You can modify this prompt in `ai_log_backend.js` to adjust the AI's focus or add new rules.
**Example Customization**:
```javascript
const prompt = `
You are a security AI responsible for analyzing web traffic...
- Ignore any IPs within the range 10.0.0.0/8.
- Flag any requests to /admin as potential threats.
- Use emojis to convey the severity of alerts.
`;
```
### Adjusting Buffer Limits
The log buffer size determines how many log lines are collected before they are sent to the backend.
Adjust this size to balance network usage and processing frequency.
**Example Customization**:
```javascript
const LOG_BUFFER_LIMIT = 30; // Increase the buffer size to 30 lines
```
### Extending Log Parsing Capabilities
You can extend the log parsing functionality by adding new regular expressions or parsing logic to handle different log formats or detect new types of threats.

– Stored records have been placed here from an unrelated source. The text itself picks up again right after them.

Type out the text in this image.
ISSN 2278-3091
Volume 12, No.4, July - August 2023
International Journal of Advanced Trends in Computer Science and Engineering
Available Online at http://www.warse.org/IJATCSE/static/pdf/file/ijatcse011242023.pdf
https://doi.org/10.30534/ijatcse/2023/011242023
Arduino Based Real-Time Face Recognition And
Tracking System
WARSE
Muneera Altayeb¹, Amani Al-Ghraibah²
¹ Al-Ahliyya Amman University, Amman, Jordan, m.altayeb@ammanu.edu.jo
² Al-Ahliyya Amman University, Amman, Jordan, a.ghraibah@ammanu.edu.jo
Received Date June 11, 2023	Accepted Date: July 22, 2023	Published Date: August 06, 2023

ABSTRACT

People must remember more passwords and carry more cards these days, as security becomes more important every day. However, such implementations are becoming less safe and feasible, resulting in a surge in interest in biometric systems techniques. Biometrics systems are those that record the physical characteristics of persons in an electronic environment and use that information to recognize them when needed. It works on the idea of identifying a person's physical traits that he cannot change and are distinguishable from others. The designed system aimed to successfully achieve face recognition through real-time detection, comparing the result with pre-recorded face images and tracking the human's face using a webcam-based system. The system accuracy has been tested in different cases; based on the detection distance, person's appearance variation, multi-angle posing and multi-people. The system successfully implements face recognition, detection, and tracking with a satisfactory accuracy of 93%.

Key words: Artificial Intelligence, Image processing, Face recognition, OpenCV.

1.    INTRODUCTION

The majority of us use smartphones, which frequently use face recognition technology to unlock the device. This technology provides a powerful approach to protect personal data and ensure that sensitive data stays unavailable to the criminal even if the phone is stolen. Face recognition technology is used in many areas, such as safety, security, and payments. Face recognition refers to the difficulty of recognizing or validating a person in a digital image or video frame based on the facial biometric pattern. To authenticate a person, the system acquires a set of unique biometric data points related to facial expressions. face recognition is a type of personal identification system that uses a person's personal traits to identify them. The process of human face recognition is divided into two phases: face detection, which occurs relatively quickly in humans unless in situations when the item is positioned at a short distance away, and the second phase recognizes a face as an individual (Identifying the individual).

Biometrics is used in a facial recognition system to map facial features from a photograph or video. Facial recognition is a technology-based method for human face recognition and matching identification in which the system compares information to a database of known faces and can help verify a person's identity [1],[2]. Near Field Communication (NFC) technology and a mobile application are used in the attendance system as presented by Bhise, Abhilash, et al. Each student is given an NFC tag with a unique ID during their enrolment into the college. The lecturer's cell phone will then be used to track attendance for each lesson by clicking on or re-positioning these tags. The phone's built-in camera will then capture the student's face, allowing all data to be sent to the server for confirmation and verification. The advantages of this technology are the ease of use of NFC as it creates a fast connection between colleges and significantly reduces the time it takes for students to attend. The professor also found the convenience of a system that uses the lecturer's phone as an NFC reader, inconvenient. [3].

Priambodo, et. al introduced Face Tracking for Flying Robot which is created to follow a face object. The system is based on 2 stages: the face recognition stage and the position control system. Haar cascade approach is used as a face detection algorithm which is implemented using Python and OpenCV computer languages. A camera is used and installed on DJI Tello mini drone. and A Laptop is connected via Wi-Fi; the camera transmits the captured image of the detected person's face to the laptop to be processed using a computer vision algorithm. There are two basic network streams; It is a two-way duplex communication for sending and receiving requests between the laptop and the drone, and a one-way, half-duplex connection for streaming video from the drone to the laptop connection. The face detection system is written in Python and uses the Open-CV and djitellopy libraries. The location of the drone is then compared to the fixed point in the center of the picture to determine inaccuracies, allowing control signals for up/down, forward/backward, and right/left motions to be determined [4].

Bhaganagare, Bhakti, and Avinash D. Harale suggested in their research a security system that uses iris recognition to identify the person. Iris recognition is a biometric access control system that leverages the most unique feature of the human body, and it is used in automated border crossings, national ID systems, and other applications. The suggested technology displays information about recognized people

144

**Example Customization**:
```javascript
tail.on('line', async (line) => {
// Add custom logic to detect SQL injection attempts
if (/SELECT.*FROM/i.test(line)) {
log.warn(`Potential SQL injection detected: ${line}`);
}
});
```
# My Findings
The AI Log Monitoring System is an advanced and highly customizable solution for real-time security monitoring of NGINX logs. By leveraging AI-based analysis, it significantly improves the detection of potential security threats, streamlines alert notifications, and provides administrators with actionable insights through Discord integration. With features like log buffering, IP whitelisting, and token management, the system efficiently handles large volumes of log data while minimizing false positives. Its modular design, supported by two core scripts, ensures scalability and adaptability, making it a robust tool for securing web infrastructure.